Embracing the Fundamental Standard, Honor Code and Cardinal Code

Oct. 2, 2013, 10:59 p.m.

Say it’s 2 a.m. and you have a 10-page literary analysis due in seven hours. You haven’t read the book and haven’t slept. Browsing the Internet, you find that someone has written about this book before. Maybe you could just copy and paste and change a few words here and there. Don’t do it. Plagiarism is a violation of the Honor Code. Better to fail the assignment than go down that road.

The Stanford community has reason to be proud of the Honor Code and Fundamental Standard, which are policies that articulate our values as a university. Together, they create the Cardinal Code, which embodies the notion that we have obligations to each other and to the community as a whole to always strive to do the right thing.

But for all their virtues, the Honor Code and Fundamental Standard suffer from a woeful lack of familiarity among students and faculty. That was the conclusion of a committee that recently reviewed the Stanford judicial process. In their 2012 report, student, staff and faculty committee members lamented, “Our evidence shows that neither is as widely understood and valued by our students and faculty as it should be.”

I find that troubling. For ours to be a culture of integrity, all members of the university community must embrace the policies’ noble intents.

So I dedicated my New Student Orientation talk to freshmen and transfer students to explaining the Honor Code and Fundamental Standard, emphasizing why both have been Stanford mainstays for generations and how both have contributed to the University’s excellence.

I did so because I believe that by accepting our invitation to attend, all students agree to become part of something much bigger than themselves. Students of the past sustained this university so that those who followed could inherit the respect associated with a Stanford degree.
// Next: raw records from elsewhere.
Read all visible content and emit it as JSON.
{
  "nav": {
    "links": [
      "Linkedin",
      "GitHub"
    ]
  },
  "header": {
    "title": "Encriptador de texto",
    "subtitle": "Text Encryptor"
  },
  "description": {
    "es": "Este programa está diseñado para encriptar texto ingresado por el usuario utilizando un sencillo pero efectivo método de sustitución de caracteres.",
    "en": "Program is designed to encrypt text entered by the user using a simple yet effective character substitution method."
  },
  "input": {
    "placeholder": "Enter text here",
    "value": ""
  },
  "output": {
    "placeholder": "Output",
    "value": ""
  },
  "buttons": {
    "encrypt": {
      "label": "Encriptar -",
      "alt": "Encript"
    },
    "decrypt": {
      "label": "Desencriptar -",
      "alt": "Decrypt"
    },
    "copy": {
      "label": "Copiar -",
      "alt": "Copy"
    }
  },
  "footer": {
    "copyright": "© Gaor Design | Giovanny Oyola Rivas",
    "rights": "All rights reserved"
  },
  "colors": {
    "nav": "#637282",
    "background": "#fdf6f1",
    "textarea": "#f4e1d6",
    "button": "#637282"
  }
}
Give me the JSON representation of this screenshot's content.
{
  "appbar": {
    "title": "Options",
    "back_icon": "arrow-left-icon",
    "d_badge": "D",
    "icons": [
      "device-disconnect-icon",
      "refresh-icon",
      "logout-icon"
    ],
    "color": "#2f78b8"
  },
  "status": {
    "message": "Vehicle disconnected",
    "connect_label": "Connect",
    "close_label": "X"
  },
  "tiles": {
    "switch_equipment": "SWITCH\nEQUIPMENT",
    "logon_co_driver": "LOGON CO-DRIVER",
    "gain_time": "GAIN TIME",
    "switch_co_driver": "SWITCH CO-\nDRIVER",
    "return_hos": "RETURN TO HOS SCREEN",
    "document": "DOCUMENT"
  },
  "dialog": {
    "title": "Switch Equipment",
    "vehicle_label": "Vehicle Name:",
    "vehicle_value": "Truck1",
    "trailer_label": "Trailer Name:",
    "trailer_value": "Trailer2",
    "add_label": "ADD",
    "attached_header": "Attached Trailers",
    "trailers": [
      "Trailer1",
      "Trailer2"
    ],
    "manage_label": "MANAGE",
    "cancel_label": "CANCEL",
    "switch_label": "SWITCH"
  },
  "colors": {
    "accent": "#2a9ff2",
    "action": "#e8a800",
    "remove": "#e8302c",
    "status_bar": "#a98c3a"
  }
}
For that respect to continue, today’s students must do their part as well.

That means embracing their responsibilities under the Honor Code, which was established in 1921 and written by students for students, and the Fundamental Standard, which was articulated by President David Starr Jordan in 1896. Both set standards for student conduct inside and outside the classroom.

The Fundamental Standard says, “Students at Stanford are expected to show both within and without the University such respect for order, morality, personal honor, and the rights of others as is demanded of good citizens.”

The Honor Code applies the Fundamental Standard to the classroom, expressing our commitment to academic integrity. On the one hand, students pledge not to give or receive unpermitted aid or to present someone else’s work as their own. They also agree to ensure that others uphold this standard. In return, the faculty agrees to trust in the integrity and honesty of their students, until that trust is unwarranted.

Understanding the policies is one thing. Living by them is another. It can be hard. Say you’re taking a final. As required by the Honor Code, your professor has left the room. You are writing furiously, but you look up from your blue book long enough to see another student looking at notes on an iPhone. You know the professor prohibited electronic devices from the test site. It is your job to tell the professor what you saw.

Neither plagiarism as reflected in my first example nor unpermitted aid described in the second is victimless. Cheating wounds the perpetrator and poisons the culture. Moral courage isn’t easy. But the only way to ensure the efficacy of the Honor Code and Fundamental Standard is if we all take responsibility for them.

But there’s more to the Cardinal Code. We must also recognize that we are partners in the Stanford experience. Partners watch out for one another. They help each other succeed and take pleasure in each other’s success. Sometimes they save friends when they do something they’ll be sorry about in the morning.

Socrates once said, “Regard your good name as the richest jewel you can possibly be possessed of– for credit is like fire; when once you have kindled it, you may easily preserve it; but if you once extinguish it, you will find it an arduous task to rekindle it again. The way to gain a good reputation is to endeavor to be what you desire to appear.”

Guard your good name and that of Stanford and take care of one another. That’s how you live by the Cardinal Code.